Mistake? Yes by the agitators, there would have been no confrontation without them.
Not a policy? Of course it was a policy to confront the kind of violence that started days earlier. The Guard did not get called up that day, walk on campus and start firing.
Folks the Ayers-Dohrn bombers and various actual and wanna be murderers were on virtually every campus. I was surprised to hear that the Guard carried ammo for their M-1s but would anyone be willing to be pelted with objects heavy enough to kill? Those old W.W.II steel pots and liners were noting like the headgear today. Fatigues was the uniform -- no better than jeans and a good shirt to protect against flying bricks and whatever.
Some claim to have a recording: "Right here! Get Set! Point! Fire!"
"The recording captures the 13 seconds of gunfire more than 60 shots were fired that left four students dead and nine others wounded."
"Right here!" Right here? There was all kinds of commotion and people swarming all around throwing rocks and the like at the Gruardsmen -- plus the usual crowd of on-lookers. Right here? Where?!

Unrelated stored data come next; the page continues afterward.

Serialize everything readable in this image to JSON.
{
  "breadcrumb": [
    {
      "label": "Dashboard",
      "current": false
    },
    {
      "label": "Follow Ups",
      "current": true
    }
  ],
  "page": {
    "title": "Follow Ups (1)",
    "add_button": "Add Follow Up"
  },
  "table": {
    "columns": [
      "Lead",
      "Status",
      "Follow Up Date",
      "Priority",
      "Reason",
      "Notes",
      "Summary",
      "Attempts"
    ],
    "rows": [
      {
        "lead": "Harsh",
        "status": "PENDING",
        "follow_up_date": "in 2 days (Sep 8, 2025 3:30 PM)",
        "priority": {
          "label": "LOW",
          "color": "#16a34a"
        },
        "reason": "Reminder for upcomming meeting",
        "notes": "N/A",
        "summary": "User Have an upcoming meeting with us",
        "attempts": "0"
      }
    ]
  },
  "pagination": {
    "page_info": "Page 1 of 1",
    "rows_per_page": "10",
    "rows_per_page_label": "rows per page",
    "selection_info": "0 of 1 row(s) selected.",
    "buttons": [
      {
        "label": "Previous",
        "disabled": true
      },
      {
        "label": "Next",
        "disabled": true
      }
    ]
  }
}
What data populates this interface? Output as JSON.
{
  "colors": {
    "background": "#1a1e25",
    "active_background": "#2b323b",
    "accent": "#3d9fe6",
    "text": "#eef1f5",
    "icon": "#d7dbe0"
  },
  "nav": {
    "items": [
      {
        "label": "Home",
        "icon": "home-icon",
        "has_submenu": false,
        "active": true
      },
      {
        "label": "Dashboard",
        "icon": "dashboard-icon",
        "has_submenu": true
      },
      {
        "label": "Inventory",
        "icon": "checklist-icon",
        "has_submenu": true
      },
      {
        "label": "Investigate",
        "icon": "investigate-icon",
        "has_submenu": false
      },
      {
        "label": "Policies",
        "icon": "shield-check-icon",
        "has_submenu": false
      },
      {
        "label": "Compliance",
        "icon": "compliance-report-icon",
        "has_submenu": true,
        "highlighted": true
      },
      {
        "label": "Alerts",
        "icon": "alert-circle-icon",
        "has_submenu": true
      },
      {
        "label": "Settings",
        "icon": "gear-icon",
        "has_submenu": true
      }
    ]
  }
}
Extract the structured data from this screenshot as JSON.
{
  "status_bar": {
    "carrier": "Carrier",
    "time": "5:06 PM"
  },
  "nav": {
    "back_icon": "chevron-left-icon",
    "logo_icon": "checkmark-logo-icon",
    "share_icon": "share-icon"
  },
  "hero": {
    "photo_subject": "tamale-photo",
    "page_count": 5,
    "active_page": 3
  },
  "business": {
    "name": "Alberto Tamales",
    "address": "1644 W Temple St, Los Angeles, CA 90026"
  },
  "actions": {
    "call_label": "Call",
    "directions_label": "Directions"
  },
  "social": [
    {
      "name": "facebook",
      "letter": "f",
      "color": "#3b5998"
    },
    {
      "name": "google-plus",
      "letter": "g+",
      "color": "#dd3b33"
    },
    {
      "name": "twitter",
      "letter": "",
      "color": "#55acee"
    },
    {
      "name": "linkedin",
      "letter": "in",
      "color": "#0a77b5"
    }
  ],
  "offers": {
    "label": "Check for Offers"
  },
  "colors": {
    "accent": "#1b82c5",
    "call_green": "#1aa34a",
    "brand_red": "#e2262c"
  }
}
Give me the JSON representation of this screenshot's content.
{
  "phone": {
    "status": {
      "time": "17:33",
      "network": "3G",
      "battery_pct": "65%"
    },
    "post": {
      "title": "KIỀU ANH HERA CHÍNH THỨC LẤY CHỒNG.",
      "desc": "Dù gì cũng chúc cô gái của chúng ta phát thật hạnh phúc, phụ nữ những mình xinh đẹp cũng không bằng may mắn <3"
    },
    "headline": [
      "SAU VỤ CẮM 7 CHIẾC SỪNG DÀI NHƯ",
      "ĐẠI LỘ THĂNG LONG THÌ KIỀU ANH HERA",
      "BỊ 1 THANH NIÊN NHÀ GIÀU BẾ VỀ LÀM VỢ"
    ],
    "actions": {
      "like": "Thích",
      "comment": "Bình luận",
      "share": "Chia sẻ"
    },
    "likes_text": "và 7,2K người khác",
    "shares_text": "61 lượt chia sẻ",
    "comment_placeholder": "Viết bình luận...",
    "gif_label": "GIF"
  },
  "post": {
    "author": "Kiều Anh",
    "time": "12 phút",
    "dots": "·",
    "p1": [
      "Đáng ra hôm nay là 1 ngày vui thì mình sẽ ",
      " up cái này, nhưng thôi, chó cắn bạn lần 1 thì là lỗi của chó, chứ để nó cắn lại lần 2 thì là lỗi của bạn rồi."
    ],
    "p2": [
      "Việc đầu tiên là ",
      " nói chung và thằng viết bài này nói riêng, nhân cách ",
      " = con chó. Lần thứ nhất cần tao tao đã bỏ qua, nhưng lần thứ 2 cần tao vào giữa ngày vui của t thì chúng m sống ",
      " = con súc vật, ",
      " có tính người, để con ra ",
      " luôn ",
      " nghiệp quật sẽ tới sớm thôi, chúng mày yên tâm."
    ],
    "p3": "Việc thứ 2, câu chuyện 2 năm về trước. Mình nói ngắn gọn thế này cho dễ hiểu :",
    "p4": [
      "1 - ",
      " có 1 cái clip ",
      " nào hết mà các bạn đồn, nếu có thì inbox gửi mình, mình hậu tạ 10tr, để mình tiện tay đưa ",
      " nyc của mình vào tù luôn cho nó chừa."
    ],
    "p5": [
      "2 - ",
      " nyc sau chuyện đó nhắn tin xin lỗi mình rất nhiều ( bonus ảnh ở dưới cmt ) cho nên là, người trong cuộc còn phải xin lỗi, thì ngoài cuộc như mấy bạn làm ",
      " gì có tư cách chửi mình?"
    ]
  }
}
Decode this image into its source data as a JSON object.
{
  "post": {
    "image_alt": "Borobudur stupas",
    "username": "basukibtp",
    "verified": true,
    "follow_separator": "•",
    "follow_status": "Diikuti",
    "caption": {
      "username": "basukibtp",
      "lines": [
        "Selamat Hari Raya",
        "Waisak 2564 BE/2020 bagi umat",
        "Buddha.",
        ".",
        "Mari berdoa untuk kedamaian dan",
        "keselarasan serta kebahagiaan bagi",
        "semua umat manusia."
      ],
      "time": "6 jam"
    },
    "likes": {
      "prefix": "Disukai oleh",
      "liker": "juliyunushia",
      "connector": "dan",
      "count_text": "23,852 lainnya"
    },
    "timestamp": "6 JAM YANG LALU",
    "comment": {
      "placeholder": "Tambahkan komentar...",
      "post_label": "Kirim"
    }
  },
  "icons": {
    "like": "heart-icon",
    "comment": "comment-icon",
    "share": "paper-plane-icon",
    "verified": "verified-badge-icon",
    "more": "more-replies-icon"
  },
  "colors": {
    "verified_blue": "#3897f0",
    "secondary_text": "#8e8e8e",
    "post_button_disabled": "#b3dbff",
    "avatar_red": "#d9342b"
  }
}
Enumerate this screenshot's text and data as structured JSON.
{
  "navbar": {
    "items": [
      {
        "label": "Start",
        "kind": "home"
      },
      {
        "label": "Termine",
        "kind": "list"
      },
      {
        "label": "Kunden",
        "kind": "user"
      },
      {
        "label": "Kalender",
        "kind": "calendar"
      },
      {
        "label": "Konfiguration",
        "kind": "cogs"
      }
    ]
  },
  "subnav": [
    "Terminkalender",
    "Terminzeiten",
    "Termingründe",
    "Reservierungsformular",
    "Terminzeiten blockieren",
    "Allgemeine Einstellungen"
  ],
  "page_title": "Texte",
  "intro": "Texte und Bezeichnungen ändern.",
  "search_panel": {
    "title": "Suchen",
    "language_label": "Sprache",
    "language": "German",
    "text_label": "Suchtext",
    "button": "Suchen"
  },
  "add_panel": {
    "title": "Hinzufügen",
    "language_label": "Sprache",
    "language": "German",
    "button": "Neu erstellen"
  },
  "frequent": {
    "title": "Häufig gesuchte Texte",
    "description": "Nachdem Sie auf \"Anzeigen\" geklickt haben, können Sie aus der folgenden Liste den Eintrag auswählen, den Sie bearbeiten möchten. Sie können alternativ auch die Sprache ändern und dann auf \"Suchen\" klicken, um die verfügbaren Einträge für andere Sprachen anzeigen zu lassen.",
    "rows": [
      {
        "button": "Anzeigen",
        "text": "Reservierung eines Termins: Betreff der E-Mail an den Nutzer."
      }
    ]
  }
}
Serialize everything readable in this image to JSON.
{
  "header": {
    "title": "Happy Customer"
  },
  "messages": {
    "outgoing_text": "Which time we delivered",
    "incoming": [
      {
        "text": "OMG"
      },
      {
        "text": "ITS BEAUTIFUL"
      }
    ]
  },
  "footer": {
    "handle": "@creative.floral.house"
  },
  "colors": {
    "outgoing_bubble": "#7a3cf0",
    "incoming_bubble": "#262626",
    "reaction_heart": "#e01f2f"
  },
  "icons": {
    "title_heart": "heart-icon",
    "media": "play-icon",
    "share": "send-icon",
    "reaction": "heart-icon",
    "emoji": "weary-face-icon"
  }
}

"Point!" Point? Is it necessary to comment about "point"?
According to one source:
"Families of the victims spent the next several years trying to pin the responsibility for the Kent State tragedy on Governor Rhodes and the Ohio Guard. Criminal trials in both federal and state court were either dismissed or ended in acquittals. (Civil lawsuits filed by survivors and families of the four dead students were eventually consolidated into one: Scheuer vs. Rhodes.) A civil trial for wrongful death and injury failed when the judge excluded key evidence and the jury decided against awarding damages to the parents; but the Sixth Circuit Court of Appeals in Cincinnati overturned the verdict because of jury tampering and a second civil trial began in 1978. On January 4, 1979, an out of court settlement was reached. The State of Ohio awarded the plaintiffs $675,000 in damages along with a statement of "regret" (not an apology or admission of wrongdoing)"
There should have been Kents in every state and thus we would not have today one of the major political parties run by the 1960s street rabble and their ideological issue.
The few deaths here would IMO have prevented most of the deaths following the crushing defeat of the commies resulting from their 1968 Tet Offensive. The few deaths would have denied the North Vietnamese Communists their most valuable guerrilla base: universities and the MSM.
If the Guard couldn't do it then the regulars should have been deployed and got the job done 40 years ago and that's been my opinion for 40 years.
Nice to see some facts on this thread.
It looks like many of the loons wern’t alive or very young
in the 1960s as the William Ayers, and his Wheathermen
and other Marxists were in the streets by the thousands
over those yrs. and also demonstrating on the univs.
It was a battle zone.
Also the Civil Rights demonstrations and the cities of Detriot, LA, parts of NY, etc were burning during those
years. Blocks and blocks of center cities going up in flames.
Thank goodness for the Army, National Guard, etc. who spent
time on the streets during those years helping to
defend good Americans from the Marxists bombers & shooters.